One of the tenets of neurosurgery, perhaps the principal tenet, is the Monro-Kellie doctrine: that the cranium, the bone that encases the brain, can fit only so much. Though it affords our brains a home and remarkable protection, that comes at a cost. If its tenant gets too big, the pressure inside rises, and there’s nowhere for the brain to go but down, a harbinger of death. When our patient bled, the blood that seeped into his cranium occupied space he didn’t have.
We can try to treat this pressure medically, but in an emergency like this, the definitive treatment is to place an external ventricular drain. Since the French surgeon Claude-Nicolas Le Cat first performed it in 1744, placing this fine tube into the brain has been used as a swift and durable way to drain some of the cerebrospinal fluid that buoys and nourishes the brain, creating space and relieving pressure.
It was my job to place it.
We calmed and sedated him, his cardiac monitor periodically reminding us of his starving heart muscle. I carefully shaved the little hair he had. I scrubbed his scalp with a soapy sponge, cleaned it with rubbing alcohol, and painted it with bactericidal iodine. The room was soon clad in hospital blue drapes, with him at the center, a light illuminating his crown. The light beamed hot over my mask and gown.
As I cut into his scalp, his blood spilled forth, as thinned blood does. That familiar scent immediately filled my nostrils. I scraped away the subcutaneous tissue revealing his ivory white cranium. I started drilling a hole, to break the cerebral seal we are all born with. Once through, I cut his dura mater, the rubbery sheath of tissue that encases the brain. He was now exposed. Using external anatomic landmarks as my guide, I gently passed the tube into his brain. You can’t help but to notice the brain’s jellylike consistency.
Crimson cerebrospinal fluid gushed out. Success.
With such insults to the brain, it isn’t as much a race against time. Yes, time is tissue. But really, this was a race against space. He now had a little more room to suffer his bleed.
I sutured the tube into place, and closed his incision. We took him upstairs to the neurological intensive care unit. Between his brain and his heart, the former was the priority. Remarkably, his heart never stopped beating.
Later that evening, his family and friends trickled into the unit to visit him. “What are his chances?” is always the first question. It was difficult to be certain, but his prognosis was poor.
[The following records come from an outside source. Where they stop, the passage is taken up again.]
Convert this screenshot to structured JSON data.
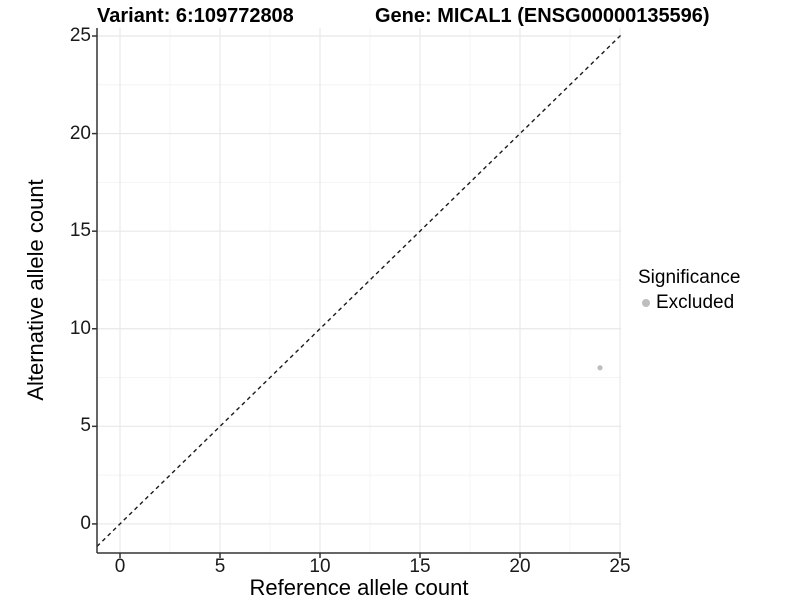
{
  "header": {
    "variant_title": "Variant: 6:109772808",
    "gene_title": "Gene: MICAL1 (ENSG00000135596)"
  },
  "chart_data": {
    "type": "scatter",
    "title": "Variant: 6:109772808  Gene: MICAL1 (ENSG00000135596)",
    "xlabel": "Reference allele count",
    "ylabel": "Alternative allele count",
    "xlim": [
      -1.15,
      25.05
    ],
    "ylim": [
      -1.49,
      25.41
    ],
    "xticks": [
      0,
      5,
      10,
      15,
      20,
      25
    ],
    "yticks": [
      0,
      5,
      10,
      15,
      20,
      25
    ],
    "minor_xticks": [
      2.5,
      7.5,
      12.5,
      17.5,
      22.5
    ],
    "minor_yticks": [
      2.5,
      7.5,
      12.5,
      17.5,
      22.5
    ],
    "grid": "major+minor",
    "identity_line": {
      "style": "dashed",
      "slope": 1,
      "intercept": 0,
      "color": "#1a1a1a"
    },
    "series": [
      {
        "name": "Excluded",
        "color": "#bebebe",
        "points": [
          [
            24,
            8
          ]
        ]
      }
    ],
    "legend": {
      "title": "Significance",
      "position": "right",
      "items": [
        {
          "label": "Excluded",
          "color": "#bebebe"
        }
      ]
    }
  },
  "styles": {
    "grid_major_color": "#e8e8e8",
    "grid_minor_color": "#f4f4f4",
    "axis_line_color": "#333333",
    "tick_color": "#333333",
    "text_color": "#000000"
  }
}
Even with our best efforts, he was now comatose, reacting very little to the world around him.
The brain is an expansive architecture of neurons and glia that communicate with one another to generate the “self.” Some parts of the brain allow us to sense the world around us: light, sound, touch, temperature, taste, smell, position, vibration, pain. Others allow us to go forth into the world, through motion, through voice. Still more make decisions, form memories, generate emotions. As space became scarce, many parts of this network had failed. And ultimately, he had lost his ability to awaken.
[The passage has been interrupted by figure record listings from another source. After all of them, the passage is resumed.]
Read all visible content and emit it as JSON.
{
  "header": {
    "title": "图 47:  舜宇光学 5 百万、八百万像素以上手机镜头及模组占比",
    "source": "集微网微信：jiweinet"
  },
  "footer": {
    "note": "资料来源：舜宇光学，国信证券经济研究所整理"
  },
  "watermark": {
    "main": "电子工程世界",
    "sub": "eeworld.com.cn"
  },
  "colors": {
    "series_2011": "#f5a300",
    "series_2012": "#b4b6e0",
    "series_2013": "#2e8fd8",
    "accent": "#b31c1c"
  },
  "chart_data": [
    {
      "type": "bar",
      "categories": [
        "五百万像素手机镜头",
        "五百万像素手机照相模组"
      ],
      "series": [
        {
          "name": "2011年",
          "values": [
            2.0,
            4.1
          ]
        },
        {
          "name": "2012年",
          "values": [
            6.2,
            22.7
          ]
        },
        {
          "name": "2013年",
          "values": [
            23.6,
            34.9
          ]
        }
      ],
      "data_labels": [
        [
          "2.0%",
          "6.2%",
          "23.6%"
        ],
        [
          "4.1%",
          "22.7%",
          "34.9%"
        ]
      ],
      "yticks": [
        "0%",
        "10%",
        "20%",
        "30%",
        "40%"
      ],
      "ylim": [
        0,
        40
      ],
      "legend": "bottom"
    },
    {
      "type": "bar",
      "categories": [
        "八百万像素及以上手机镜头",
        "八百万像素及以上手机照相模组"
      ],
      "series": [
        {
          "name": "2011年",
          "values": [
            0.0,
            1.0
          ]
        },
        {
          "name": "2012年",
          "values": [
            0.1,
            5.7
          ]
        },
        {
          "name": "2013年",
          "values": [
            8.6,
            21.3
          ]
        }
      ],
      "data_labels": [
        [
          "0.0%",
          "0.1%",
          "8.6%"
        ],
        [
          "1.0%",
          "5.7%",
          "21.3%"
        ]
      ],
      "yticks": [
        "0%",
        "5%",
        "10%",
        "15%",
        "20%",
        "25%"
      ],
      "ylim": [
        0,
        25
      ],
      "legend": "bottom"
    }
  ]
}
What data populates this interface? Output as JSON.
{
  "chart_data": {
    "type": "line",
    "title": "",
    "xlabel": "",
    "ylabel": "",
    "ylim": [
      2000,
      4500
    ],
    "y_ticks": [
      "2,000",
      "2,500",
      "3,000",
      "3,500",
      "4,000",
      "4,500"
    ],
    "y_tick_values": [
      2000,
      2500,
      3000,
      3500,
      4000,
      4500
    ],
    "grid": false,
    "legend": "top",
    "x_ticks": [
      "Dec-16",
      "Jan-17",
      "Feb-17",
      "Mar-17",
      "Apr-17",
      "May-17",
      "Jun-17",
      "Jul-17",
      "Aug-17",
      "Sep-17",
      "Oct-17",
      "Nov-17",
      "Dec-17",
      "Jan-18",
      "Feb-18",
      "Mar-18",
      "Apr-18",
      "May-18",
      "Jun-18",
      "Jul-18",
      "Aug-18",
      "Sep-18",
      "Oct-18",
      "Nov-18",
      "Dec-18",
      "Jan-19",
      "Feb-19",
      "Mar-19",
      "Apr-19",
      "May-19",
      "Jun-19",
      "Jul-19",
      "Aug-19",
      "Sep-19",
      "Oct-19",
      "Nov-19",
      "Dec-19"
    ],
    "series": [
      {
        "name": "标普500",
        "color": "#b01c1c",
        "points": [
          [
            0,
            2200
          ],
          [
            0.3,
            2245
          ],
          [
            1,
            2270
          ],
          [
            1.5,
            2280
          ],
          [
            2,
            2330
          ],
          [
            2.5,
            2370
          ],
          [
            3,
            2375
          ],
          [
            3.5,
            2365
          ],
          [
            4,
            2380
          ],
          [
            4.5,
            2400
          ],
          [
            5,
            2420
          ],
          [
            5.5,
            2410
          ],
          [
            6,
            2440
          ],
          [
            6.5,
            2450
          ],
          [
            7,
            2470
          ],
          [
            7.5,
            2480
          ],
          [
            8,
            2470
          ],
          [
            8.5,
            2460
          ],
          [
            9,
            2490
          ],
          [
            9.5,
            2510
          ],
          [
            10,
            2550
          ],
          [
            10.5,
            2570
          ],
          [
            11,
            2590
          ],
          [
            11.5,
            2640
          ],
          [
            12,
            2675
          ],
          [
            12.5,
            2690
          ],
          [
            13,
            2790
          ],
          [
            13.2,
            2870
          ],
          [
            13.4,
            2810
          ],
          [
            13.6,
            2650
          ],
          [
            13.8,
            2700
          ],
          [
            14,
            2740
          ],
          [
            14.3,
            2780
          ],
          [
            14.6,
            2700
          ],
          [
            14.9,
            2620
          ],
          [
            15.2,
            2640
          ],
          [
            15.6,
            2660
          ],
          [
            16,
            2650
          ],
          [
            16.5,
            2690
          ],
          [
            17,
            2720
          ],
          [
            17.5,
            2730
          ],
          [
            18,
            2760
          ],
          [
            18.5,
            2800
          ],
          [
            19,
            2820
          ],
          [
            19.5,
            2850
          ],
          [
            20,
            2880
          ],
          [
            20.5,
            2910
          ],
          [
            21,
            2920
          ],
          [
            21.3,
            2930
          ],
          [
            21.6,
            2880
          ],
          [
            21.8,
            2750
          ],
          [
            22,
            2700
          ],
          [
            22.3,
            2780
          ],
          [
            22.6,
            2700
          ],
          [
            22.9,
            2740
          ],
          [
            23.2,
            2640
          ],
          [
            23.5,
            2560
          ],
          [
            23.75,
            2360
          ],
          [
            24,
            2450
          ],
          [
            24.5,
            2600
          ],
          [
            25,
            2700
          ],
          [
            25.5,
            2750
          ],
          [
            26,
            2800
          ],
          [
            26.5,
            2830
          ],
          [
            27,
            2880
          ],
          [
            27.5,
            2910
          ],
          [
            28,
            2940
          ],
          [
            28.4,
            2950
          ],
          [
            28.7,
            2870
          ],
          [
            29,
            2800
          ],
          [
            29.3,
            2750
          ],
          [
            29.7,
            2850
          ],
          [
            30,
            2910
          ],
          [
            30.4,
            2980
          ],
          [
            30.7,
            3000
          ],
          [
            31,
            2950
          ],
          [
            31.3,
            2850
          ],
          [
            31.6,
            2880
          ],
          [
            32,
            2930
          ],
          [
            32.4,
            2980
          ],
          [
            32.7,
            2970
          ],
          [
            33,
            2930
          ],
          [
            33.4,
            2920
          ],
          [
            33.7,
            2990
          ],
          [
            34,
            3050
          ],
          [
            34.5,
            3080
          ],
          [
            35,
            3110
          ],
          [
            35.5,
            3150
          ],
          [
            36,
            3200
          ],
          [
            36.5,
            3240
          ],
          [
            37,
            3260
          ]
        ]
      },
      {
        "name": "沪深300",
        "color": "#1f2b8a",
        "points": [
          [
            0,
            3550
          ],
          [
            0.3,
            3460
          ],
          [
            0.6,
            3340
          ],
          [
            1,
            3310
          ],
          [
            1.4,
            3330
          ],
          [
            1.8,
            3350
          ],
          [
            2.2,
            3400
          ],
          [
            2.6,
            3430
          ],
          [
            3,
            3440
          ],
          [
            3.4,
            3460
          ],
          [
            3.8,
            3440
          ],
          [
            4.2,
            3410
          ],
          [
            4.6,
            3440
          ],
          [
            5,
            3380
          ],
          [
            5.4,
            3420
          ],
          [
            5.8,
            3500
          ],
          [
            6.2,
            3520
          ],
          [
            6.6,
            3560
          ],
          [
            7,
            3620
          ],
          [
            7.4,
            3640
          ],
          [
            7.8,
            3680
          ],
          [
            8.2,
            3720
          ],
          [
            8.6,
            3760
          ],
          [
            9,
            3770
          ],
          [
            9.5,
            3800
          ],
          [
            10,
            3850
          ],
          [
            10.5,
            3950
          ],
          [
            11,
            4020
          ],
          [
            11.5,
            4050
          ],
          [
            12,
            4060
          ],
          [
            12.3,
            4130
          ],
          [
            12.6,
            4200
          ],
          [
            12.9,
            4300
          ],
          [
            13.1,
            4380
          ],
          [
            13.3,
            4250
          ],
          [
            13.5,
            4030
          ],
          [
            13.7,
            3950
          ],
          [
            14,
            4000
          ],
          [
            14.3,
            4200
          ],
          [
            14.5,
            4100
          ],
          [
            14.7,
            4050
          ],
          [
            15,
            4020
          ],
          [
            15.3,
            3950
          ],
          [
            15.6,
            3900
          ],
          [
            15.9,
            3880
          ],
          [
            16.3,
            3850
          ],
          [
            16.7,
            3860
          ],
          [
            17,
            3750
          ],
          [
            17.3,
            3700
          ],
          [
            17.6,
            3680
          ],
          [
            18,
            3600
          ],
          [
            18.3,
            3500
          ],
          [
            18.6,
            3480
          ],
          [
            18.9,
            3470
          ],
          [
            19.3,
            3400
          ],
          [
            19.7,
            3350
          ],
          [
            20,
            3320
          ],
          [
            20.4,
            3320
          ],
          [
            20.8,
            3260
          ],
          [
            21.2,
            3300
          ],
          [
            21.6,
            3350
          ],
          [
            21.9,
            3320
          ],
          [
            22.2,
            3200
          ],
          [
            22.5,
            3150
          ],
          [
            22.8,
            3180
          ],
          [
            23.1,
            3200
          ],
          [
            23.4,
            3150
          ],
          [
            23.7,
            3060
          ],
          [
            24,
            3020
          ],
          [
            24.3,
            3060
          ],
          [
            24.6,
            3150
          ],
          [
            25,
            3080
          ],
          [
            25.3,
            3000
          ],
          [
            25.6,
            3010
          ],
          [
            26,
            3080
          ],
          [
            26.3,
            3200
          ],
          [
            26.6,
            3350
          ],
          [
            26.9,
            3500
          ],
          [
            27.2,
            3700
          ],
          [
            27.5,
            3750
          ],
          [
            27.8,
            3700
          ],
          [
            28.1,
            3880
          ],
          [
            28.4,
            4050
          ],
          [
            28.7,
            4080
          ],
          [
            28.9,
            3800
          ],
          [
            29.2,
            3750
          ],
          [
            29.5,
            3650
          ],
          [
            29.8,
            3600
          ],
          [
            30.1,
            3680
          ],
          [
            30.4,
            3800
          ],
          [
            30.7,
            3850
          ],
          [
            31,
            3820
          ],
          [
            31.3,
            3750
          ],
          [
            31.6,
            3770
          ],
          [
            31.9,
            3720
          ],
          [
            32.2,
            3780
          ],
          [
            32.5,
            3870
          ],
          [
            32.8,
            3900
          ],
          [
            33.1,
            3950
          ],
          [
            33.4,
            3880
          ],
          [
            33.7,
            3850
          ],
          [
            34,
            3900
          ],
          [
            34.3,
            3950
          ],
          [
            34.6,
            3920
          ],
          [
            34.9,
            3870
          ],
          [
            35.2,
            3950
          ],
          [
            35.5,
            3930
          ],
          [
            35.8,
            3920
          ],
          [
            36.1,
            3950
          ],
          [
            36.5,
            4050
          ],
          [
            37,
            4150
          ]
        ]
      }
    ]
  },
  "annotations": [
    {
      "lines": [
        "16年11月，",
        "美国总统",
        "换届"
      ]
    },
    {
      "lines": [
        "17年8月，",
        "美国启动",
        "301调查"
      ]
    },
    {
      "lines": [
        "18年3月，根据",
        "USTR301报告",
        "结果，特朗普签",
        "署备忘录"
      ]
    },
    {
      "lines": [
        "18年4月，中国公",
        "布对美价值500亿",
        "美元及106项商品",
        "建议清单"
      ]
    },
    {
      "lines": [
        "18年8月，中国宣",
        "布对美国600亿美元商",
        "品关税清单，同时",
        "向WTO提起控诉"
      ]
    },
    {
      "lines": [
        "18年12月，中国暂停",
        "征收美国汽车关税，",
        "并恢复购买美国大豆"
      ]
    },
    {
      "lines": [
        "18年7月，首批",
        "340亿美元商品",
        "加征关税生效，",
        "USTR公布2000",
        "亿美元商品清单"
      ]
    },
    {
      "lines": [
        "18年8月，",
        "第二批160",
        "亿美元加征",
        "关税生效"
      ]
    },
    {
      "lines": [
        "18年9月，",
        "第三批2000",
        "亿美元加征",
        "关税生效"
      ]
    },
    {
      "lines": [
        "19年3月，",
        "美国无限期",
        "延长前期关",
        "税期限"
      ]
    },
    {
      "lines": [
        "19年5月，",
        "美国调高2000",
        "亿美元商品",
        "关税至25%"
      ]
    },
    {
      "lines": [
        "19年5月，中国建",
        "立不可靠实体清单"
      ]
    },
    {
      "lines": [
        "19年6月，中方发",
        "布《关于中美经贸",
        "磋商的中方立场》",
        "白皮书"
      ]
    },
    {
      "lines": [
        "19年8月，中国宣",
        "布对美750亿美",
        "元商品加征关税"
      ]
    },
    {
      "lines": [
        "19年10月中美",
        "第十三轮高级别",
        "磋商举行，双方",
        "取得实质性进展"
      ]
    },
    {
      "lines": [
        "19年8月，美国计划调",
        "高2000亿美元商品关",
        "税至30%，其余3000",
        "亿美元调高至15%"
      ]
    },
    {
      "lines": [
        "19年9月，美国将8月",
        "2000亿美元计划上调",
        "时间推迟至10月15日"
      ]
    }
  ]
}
I think I had been the last person to speak to the patient before he had drifted into a coma. “What’s your name?” I had asked him. “Squeeze my finger. Wiggle your toes,” I prodded. He had responded but had grown sleepier with each request.
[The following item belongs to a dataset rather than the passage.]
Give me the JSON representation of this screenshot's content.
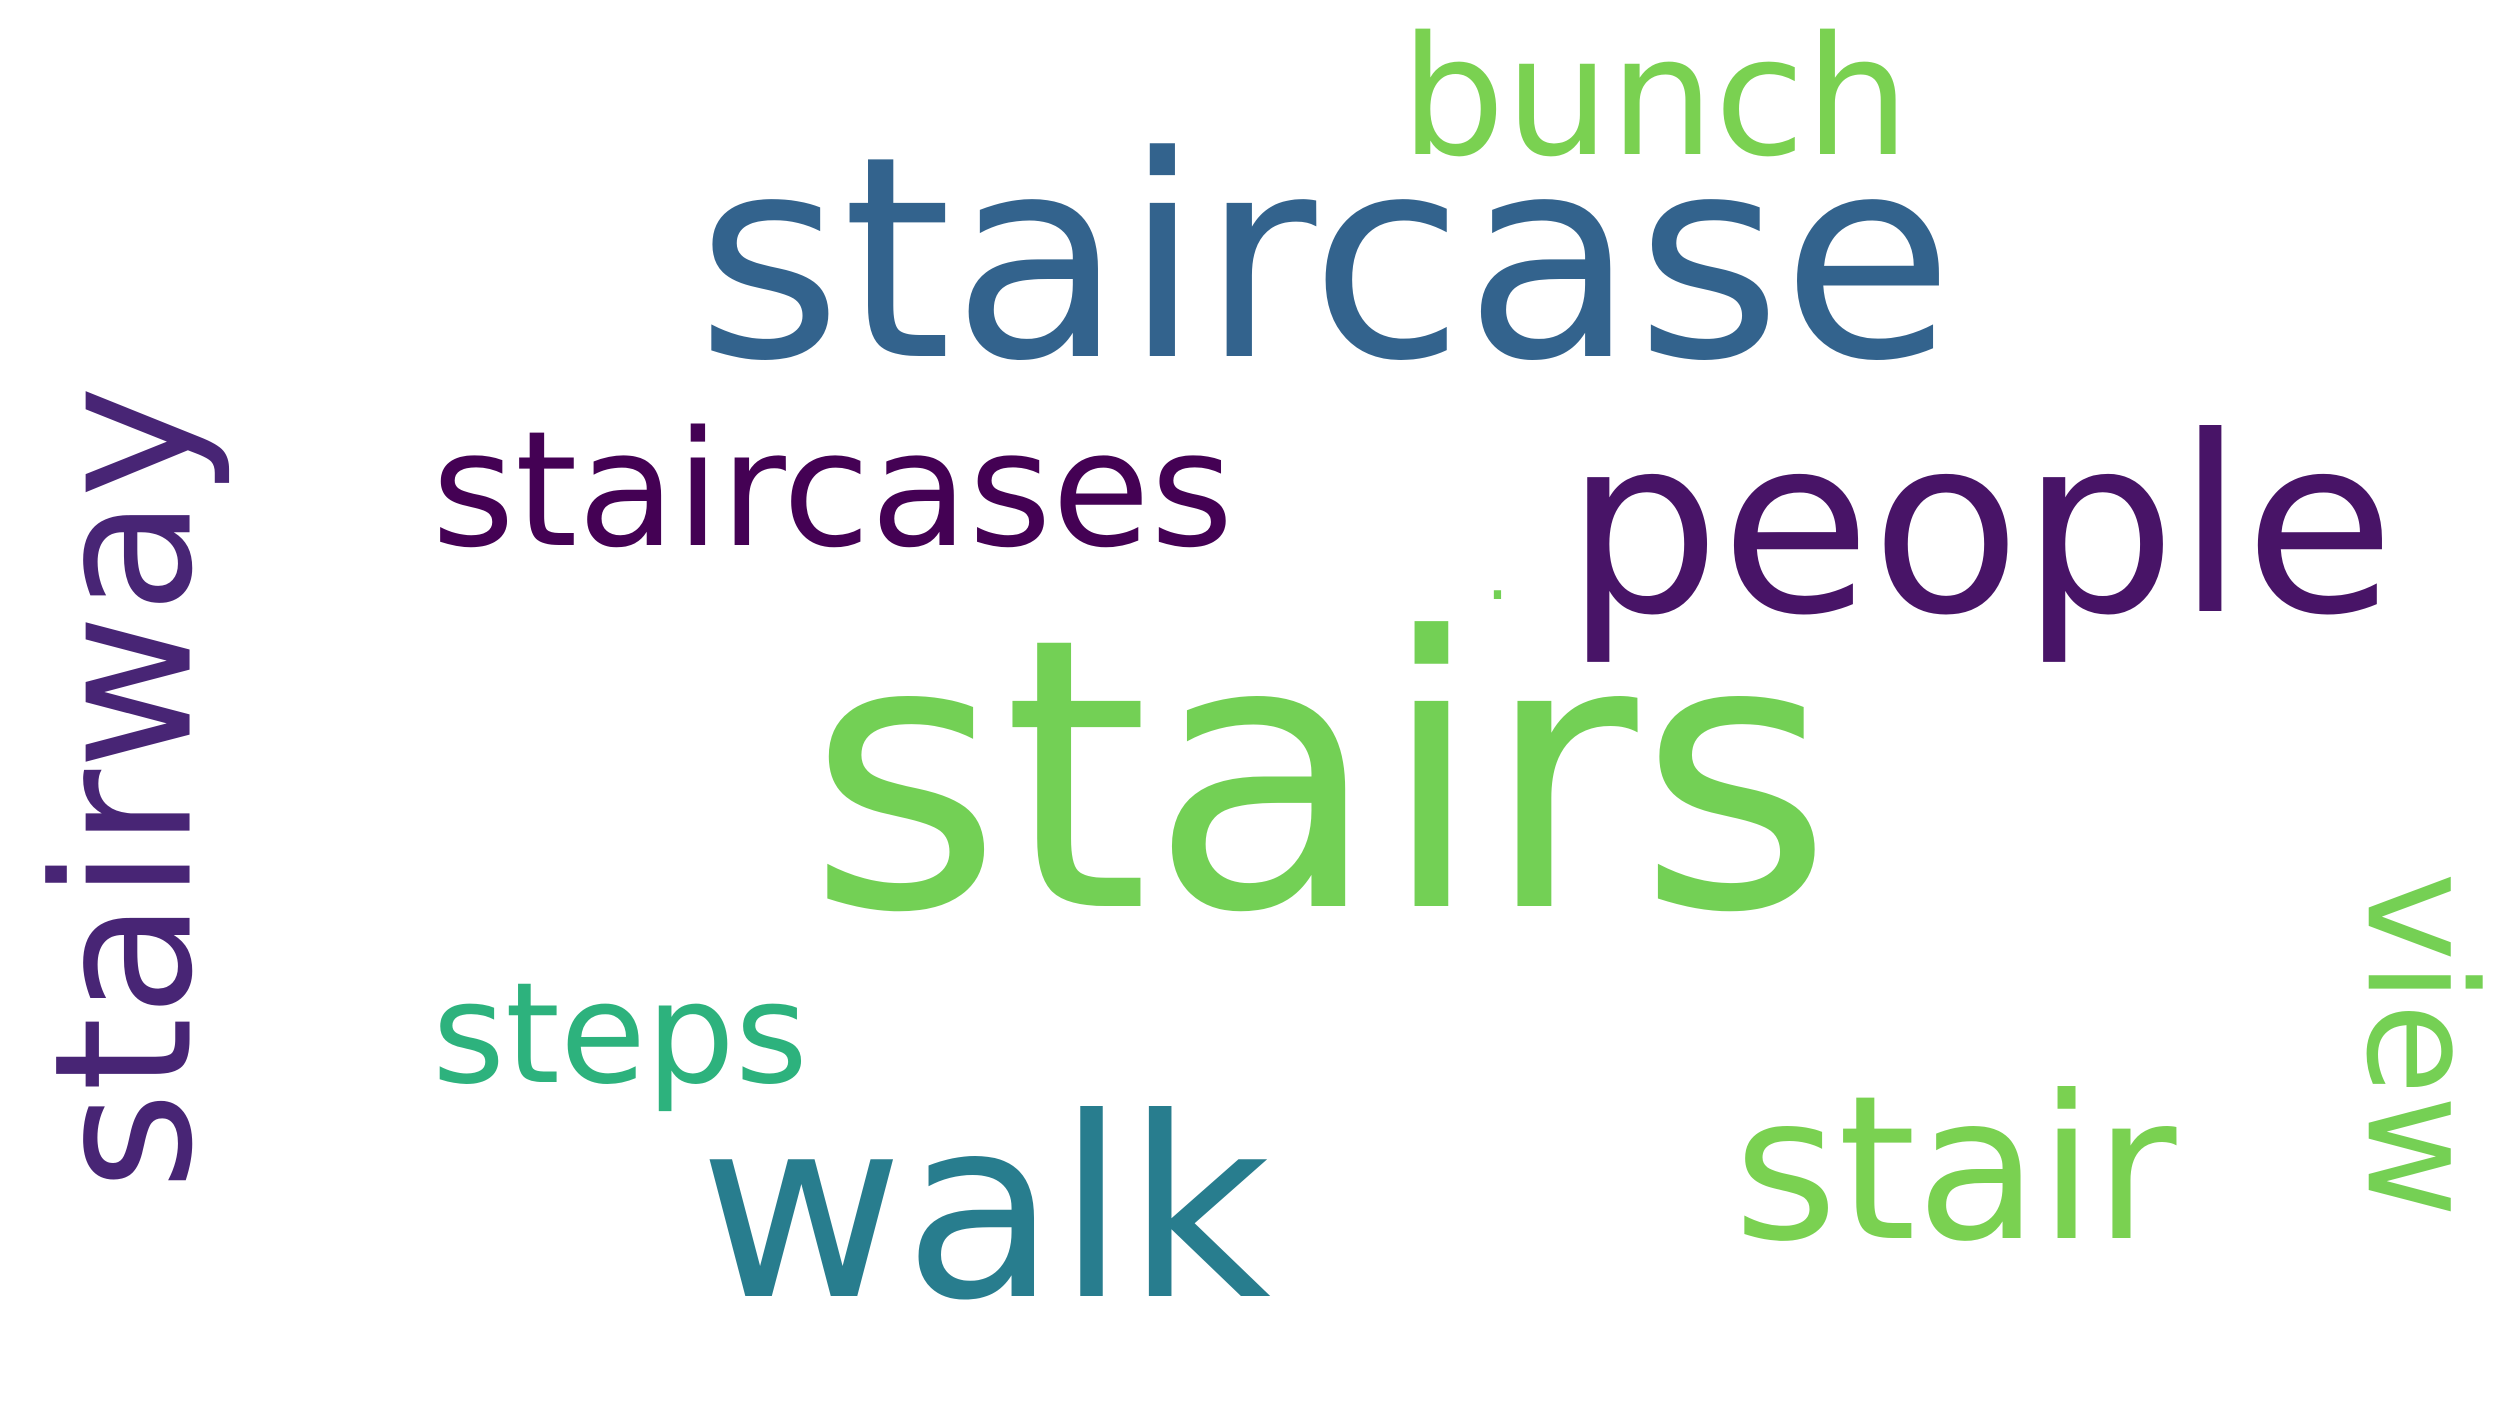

Over the next few days, our team met repeatedly with his family members. They eventually agreed on a decision: “He wouldn’t want to live like this.”
We aligned our efforts to match what they thought would be his wishes, and instead focused solely on his comfort.
Within the hour, he died.
I’m early in my training. Maybe I should have known better and expected this. My senior did. Our patients are some of the sickest in the hospital. I know this well, and it is part of what attracts me to this field. However, the extent of this reality doesn’t fully hit you until you’re talking to the family, to the people who love your patient. I have a feeling I’ll be more realistic going forward.
Neurosurgery is a nascent field, with new uncertainties at every corner. Some are less taxing than others.
Dr. Abdul-Kareem Ahmed is a neurosurgery resident at the University of Maryland Medical Center.